Dime, ¿qué planeas hacer con tu preciosa, salvaje, única, vida? Mary Oliver
En una salida al campo, el guía que nos mostraba los nidos de los pájaros carpinteros y los hoteles de los insectos, nos ofreció un dato esclarecedor.
Si la edad de la Tierra fuese de un año, nosotros, los Homo Sapiens, existiríamos desde hace... dos segundos.
Allí, en el meandro en el que se mezclan las aguas calizas del Adaja con las aguas claras del Arevalillo, nos contó la historia legendaria de los peces que no se corrompen, y, claro, fue inevitable pensar en la insignificancia y en la trascendencia.

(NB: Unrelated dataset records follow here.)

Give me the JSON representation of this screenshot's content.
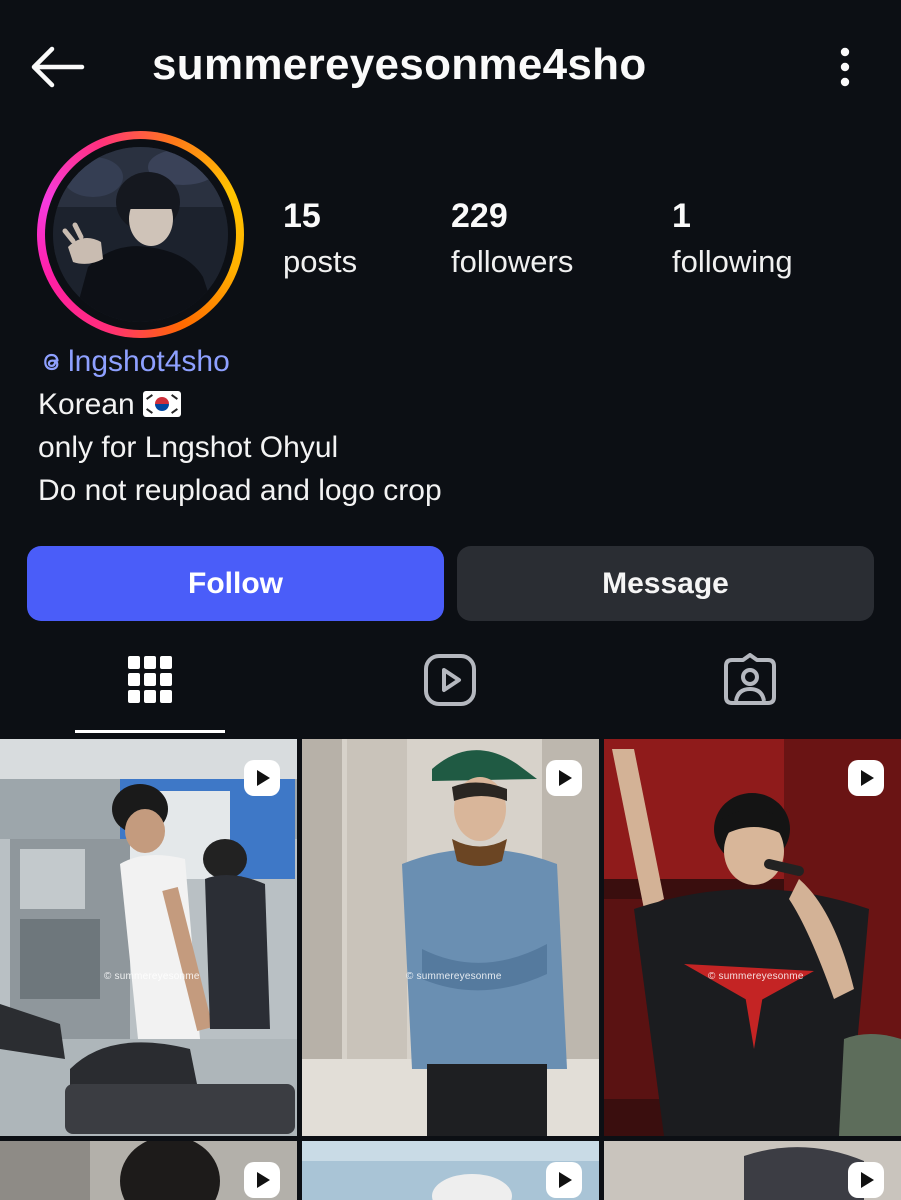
{
  "header": {
    "username": "summereyesonme4sho",
    "back_icon": "arrow-left-icon",
    "more_icon": "kebab-menu-icon"
  },
  "stats": [
    {
      "value": "15",
      "label": "posts"
    },
    {
      "value": "229",
      "label": "followers"
    },
    {
      "value": "1",
      "label": "following"
    }
  ],
  "bio": {
    "threads_handle": "lngshot4sho",
    "line1": "Korean",
    "line2": "only for Lngshot Ohyul",
    "line3": "Do not reupload and logo crop"
  },
  "buttons": {
    "follow": "Follow",
    "message": "Message"
  },
  "tabs": [
    {
      "name": "posts-grid",
      "icon": "grid-icon",
      "active": true
    },
    {
      "name": "reels",
      "icon": "reels-icon",
      "active": false
    },
    {
      "name": "tagged",
      "icon": "tagged-person-icon",
      "active": false
    }
  ],
  "grid": {
    "watermark": "© summereyesonme",
    "watermark_2": "© summereyesonme",
    "watermark_3": "© summereyesonme"
  },
  "colors": {
    "background": "#0c0f14",
    "follow_button": "#4a5df9",
    "message_button": "#2a2d33",
    "threads_link": "#8ea0ff"
  }
}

Lo que hace uno, lo hace otro. Nadie es imprescindible. No pasa nada si alguien falla, si alguien ya no existe. Vendrá otro que lo hará igual, o mejor.
Y, sí, es cierto. Pero no del todo.
O, tal vez, con el antropocentrismo que nos caracteriza a buena parte de los seres humanos, quiero creer que no lo es.
Porque, sí. Vendrá alguien que lo hará peor o mejor que tú, que yo. Pero igual, no. Y no, no es lo mismo uno que otro, o al menos, no debería.
Dos segundos en la Tierra, dos, y cuánto daño le hemos causado. Somos presuntuosos. Somos pequeños dioses tiranos. Y pequeños diablillos dolientes.
Manolo García, mi poeta de cabecera, canta: Todos somos hijos del vaivén / centros de universos / muñecos de resortes.
Si eres de los que aguantas mis turras, ya sabes que una de mis novelas se titula Hijos del vaivén... porque el ser humano es el centro del universo de aquellos que lo quieren (si tiene esa suerte) y, a la par, un muñeco que ríe, llora, odia, ama, se estremece... al albur de las circunstancias de su vida.
Nuestra vida pequeña. Insignificante. Preciosa.